有限差分需要循环解方程,每一列需要等待上一列的的计算结果出来才能进行下一步操作。但是cuda的syncthreads只能同步同一block中所有线程,如果问题规模比较大,跨越了block,那么彼此之间的同步就无法进行了。
Numba支持Cuda协作组 (Cooperative Groups),这样我们就可以实现所有线程的同步。
以下的例子改编自《Python金融数据分析》中的向下敲出期权的例子
使用的是CK法,本质上是求解线性方程,作者采用的是LU分解法,我们改为用矩阵的逆相乘,在核函数中的处理就简单很多了
import cupy as cp
from abc import ABC, abstractmethod
import cupyx.scipy.linalg as linalg
from concurrent.futures import ThreadPoolExecutor
from numba import cuda,float32
@cuda.jit()
def traverse(M,G):
row = cuda.grid(1)
g = cuda.cg.this_grid()
rows = M.shape[0]
if row >= rows:
return
cols = G.shape[1]-1
for col in range( cols-1,-1,-1):
sum=0
for i in range(rows):
sum+=M[row,i]*G[i+1,col+1]
G[row+1,col]=sum
g.sync()
class FDCnDo(object):
def __init__(
self, S0, K, r=0.05, T=1, sigma=0,
Sbarrier=0, Smax=1, M=1, N=1, is_put=False
):
self.S0 = S0
self.K = K
self.r = r
self.T = T
self.sigma = sigma
self.Smax = Smax
self.M, self.N = M, N
self.is_call = not is_put
self.i_values = cp.arange(self.M)
self.j_values = cp.arange(self.N)
self.grid = cp.zeros(shape=(self.M+1, self.N+1),dtype=cp.float32)
self.boundary_conds = cp.linspace(0, Smax, self.M+1)
self.barrier = Sbarrier
self.boundary_conds = \
cp.linspace(Sbarrier, Smax, M+1,dtype=cp.float32)
self.dS=(self.Smax-self.barrier)/float(self.M)
self.dt=self.T/float(self.N)
self.i_values = self.boundary_conds/self.dS
def price(self):
self.setup_boundary_conditions()
self.setup_coefficients()
self.traverse_grid()
return self.interpolate()
def setup_coefficients(self):
self.alpha = 0.25*self.dt*(
(self.sigma**2)*(self.i_values**2) - \
self.r*self.i_values)
self.beta = -self.dt*0.5*(
(self.sigma**2)*(self.i_values**2) + self.r)

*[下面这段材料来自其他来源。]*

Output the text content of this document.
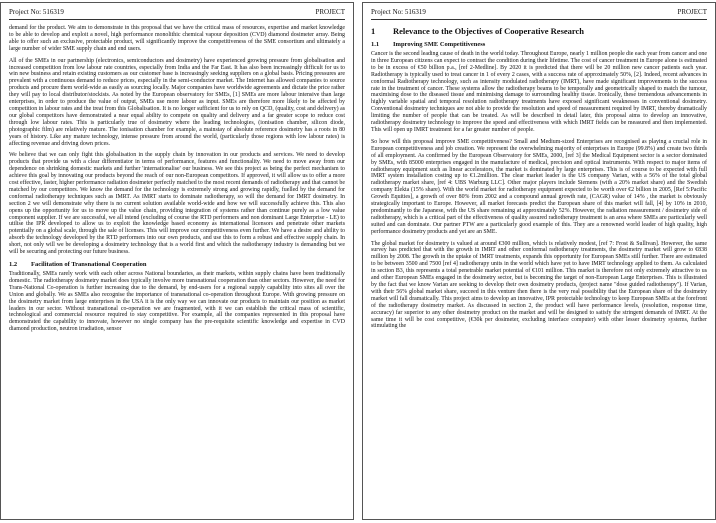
Project No: 516319	PROJECT

demand for the product. We aim to demonstrate in this proposal that we have the critical mass of resources, expertise and market knowledge to be able to develop and exploit a novel, high performance monolithic chemical vapour deposition (CVD) diamond dosimeter array. Being able to offer such an exclusive, protectable product, will significantly improve the competitiveness of the SME consortium and ultimately a large number of wider SME supply chain and end users.

All of the SMEs in our partnership (electronics, semiconductors and dosimetry) have experienced growing pressure from globalisation and increased competition from low labour rate countries, especially from India and the Far East. It has also been increasingly difficult for us to win new business and retain existing customers as our customer base is increasingly seeking suppliers on a global basis. Pricing pressures are prevalent with a continuous demand to reduce prices, especially in the semi-conductor market. The Internet has allowed companies to source products and procure them world-wide as easily as sourcing locally. Major companies have worldwide agreements and dictate the price rather they will pay to local distributor/stockists. As noted by the European observatory for SMEs, [1] SMEs are more labour intensive than large enterprises, in order to produce the value of output, SMEs use more labour as input. SMEs are therefore more likely to be affected by competition in labour rates and the treat from this Globalisation. It is no longer sufficient for us to rely on QCD, (quality, cost and delivery) as our global competitors have demonstrated a near equal ability to compete on quality and delivery and a far greater scope to reduce cost through low labour rates. This is particularly true of dosimetry where the leading technologies, (ionisation chamber, silicon diode, photographic film) are relatively mature. The ionisation chamber for example, a mainstay of absolute reference dosimetry has a roots in 80 years of history. Like any mature technology, intense pressure from around the world, (particularly those regions with low labour rates) is affecting revenue and driving down prices.

We believe that we can only fight this globalisation in the supply chain by innovation in our products and services. We need to develop products that provide us with a clear differentiator in terms of performance, features and functionality. We need to move away from our dependence on shrinking domestic markets and further 'internationalise' our business. We see this project as being the perfect mechanism to achieve this goal by innovating our products beyond the reach of our non-European competitors. If approved, it will allow us to offer a more cost effective, faster, higher performance radiation dosimeter perfectly matched to the most recent demands of radiotherapy and that cannot be matched by our competitors. We know the demand for the technology is extremely strong and growing rapidly, fuelled by the demand for conformal radiotherapy techniques such as IMRT. As IMRT starts to dominate radiotherapy, so will the demand for IMRT dosimetry. In section 2 we will demonstrate why there is no current solution available world-wide and how we will successfully achieve this. This also opens up the opportunity for us to move up the value chain, providing integration of systems rather than continue purely as a low value component supplier. If we are successful, we all intend (excluding of course the RTD performers and non dominant Large Enterprise - LE) to utilise the IPR developed to allow us to exploit the knowledge based economy as international licensors and penetrate other markets potentially on a global scale, through the sale of licenses. This will improve our competitiveness even further. We have a desire and ability to absorb the technology developed by the RTD performers into our own products, and use this to form a robust and effective supply chain. In short, not only will we be developing a dosimetry technology that is a world first and which the radiotherapy industry is demanding but we will be securing and protecting our future business.

1.2	Facilitation of Transnational Cooperation

Traditionally, SMEs rarely work with each other across National boundaries, as their markets, within supply chains have been traditionally domestic. The radiotherapy dosimetry market does typically involve more transnational cooperation than other sectors. However, the need for Trans-National Co-operation is further increasing due to the demand, by end-users for a regional supply capability into sites all over the Union and globally. We as SMEs also recognise the importance of transnational co-operation throughout Europe. With growing pressure on the dosimetry market from large enterprises in the USA it is the only way we can innovate our products to maintain our position as market leaders in our sector. Without transnational co-operation we are fragmented, with it we can establish the critical mass of scientific, technological and commercial resource required to stay competitive. For example, all the companies represented in this proposal have demonstrated the capability to innovate, however no single company has the pre-requisite scientific knowledge and expertise in CVD diamond production, neutron irradiation, sensor

Project No: 516319	PROJECT
1	Relevance to the Objectives of Cooperative Research
1.1	Improving SME Competitiveness

Cancer is the second leading cause of death in the world today. Throughout Europe, nearly 1 million people die each year from cancer and one in three European citizens can expect to contract the condition during their lifetime. The cost of cancer treatment in Europe alone is estimated to be in excess of €50 billion p.a., [ref 2-Medline]. By 2020 it is predicted that there will be 20 million new cancer patients each year. Radiotherapy is typically used to treat cancer in 1 of every 2 cases, with a success rate of approximately 50%, [2]. Indeed, recent advances in conformal Radiotherapy technology, such as intensity modulated radiotherapy (IMRT), have made significant improvements to the success rate in the treatment of cancer. These systems allow the radiotherapy beams to be temporally and geometrically shaped to match the tumour, maximising dose to the diseased tissue and minimising damage to surrounding healthy tissue. Ironically, these tremendous advancements in highly variable spatial and temporal resolution radiotherapy treatments have exposed significant weaknesses in conventional dosimetry. Conventional dosimetry techniques are not able to provide the resolution and speed of measurement required by IMRT, thereby dramatically limiting the number of people that can be treated. As will be described in detail later, this proposal aims to develop an innovative, radiotherapy dosimetry technology to improve the speed and effectiveness with which IMRT fields can be measured and then implemented. This will open up IMRT treatment for a far greater number of people.

So how will this proposal improve SME competitiveness? Small and Medium-sized Enterprises are recognised as playing a crucial role in European competitiveness and job creation. We represent the overwhelming majority of enterprises in Europe (99.8%) and create two thirds of all employment. As confirmed by the European Observatory for SMEs, 2000, [ref 3] the Medical Equipment sector is a sector dominated by SMEs, with 85000 enterprises engaged in the manufacture of medical, precision and optical instruments. With respect to major items of radiotherapy equipment such as linear accelerators, the market is dominated by large enterprises. This is of course to be expected with full IMRT system installation costing up to €1.2million. The clear market leader is the US company Varian, with a 56% of the total global radiotherapy market share, [ref 4: UBS Warburg LLC]. Other major players include Siemens (with a 20% market share) and the Swedish company Elekta (15% share). With the world market for radiotherapy equipment expected to be worth over €2 billion in 2005, [Ref 5:Pacific Growth Equities], a growth of over 80% from 2002 and a compound annual growth rate, (CAGR) value of 14% , the market is obviously strategically important to Europe. However, all market forecasts predict the European share of this market will fall, [4] by 10% in 2010, predominantly to the Japanese, with the US share remaining at approximately 52%. However, the radiation measurement / dosimetry side of radiotherapy, which is a critical part of the effectiveness of quality assured radiotherapy treatment is an area where SMEs are particularly well suited and can dominate. Our partner PTW are a particularly good example of this. They are a renowned world leader of high quality, high performance dosimetry products and yet are an SME.

The global market for dosimetry is valued at around €300 million, which is relatively modest, [ref 7: Frost & Sullivan]. However, the same survey has predicted that with the growth in IMRT and other conformal radiotherapy treatments, the dosimetry market will grow to €838 million by 2008. The growth in the uptake of IMRT treatments, expands this opportunity for European SMEs still further. There are estimated to be between 3500 and 7500 [ref 4] radiotherapy units in the world which have yet to have IMRT technology applied to them. As calculated in section B3, this represents a total penetrable market potential of €101 million. This market is therefore not only extremely attractive to us and other European SMEs engaged in the dosimetry sector, but is becoming the target of non-European Large Enterprises. This is illustrated by the fact that we know Varian are seeking to develop their own dosimetry products, (project name "dose guided radiotherapy"). If Varian, with their 56% global market share, succeed in this venture then there is the very real possibility that the European share of the dosimetry market will fall dramatically. This project aims to develop an innovative, IPR protectable technology to keep European SMEs at the forefront of the radiotherapy dosimetry market. As discussed in section 2, the product will have performance levels, (resolution, response time, accuracy) far superior to any other dosimetry product on the market and will be designed to satisfy the stringent demands of IMRT. At the same time it will be cost competitive, (€30k per dosimeter, excluding interface computer) with other lesser dosimetry systems, further stimulating the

self.gamma = 0.25*self.dt*(
(self.sigma**2)*(self.i_values**2) +
self.r*self.i_values)
self.M1 = -cp.diag(self.alpha[2:self.M], -1) + \
cp.diag(1-self.beta[1:self.M]) - \
cp.diag(self.gamma[1:self.M-1], 1)
self.M1inv=cp.linalg.inv(self.M1)
self.M2 = cp.diag(self.alpha[2:self.M], -1) + \
cp.diag(1+self.beta[1:self.M]) + \
cp.diag(self.gamma[1:self.M-1], 1)
self.M12=cp.dot(self.M1inv,self.M2)
def traverse_grid(self):
""" Solve using linear systems of equations """
blockdim = 32
griddim = self.M12.shape[0] // blockdim+1
traverse[griddim, blockdim](self.M12,self.grid)
return
def setup_boundary_conditions(self):
if self.is_call:
self.grid[:,-1] = cp.maximum(
0, self.boundary_conds - self.K)
self.grid[-1,:-1] = (self.Smax-self.K) * \
cp.exp(-self.r*self.dt*(self.N-self.j_values))
else:
self.grid[:,-1] = cp.maximum(
0, self.K-self.boundary_conds)
self.grid[0,:-1] = (self.K-self.Smax) * \
cp.exp(-self.r*self.dt*(self.N-self.j_values))
def interpolate(self):
"""
Use piecewise linear interpolation on the initial
grid column to get the closest price at S0.
"""
return cp.interp(
cp.array([self.S0]), self.boundary_conds, self.grid[:,0])
if __name__=='__main__':
option=FDCnDo(50, 60, r=0.1, T=5./12.,
sigma=0.4, Sbarrier=40, Smax=100, M=120, N=500)
print(option.price())
使用该方法可以大大加速有限差分法的速度,但是该方法不支持stream。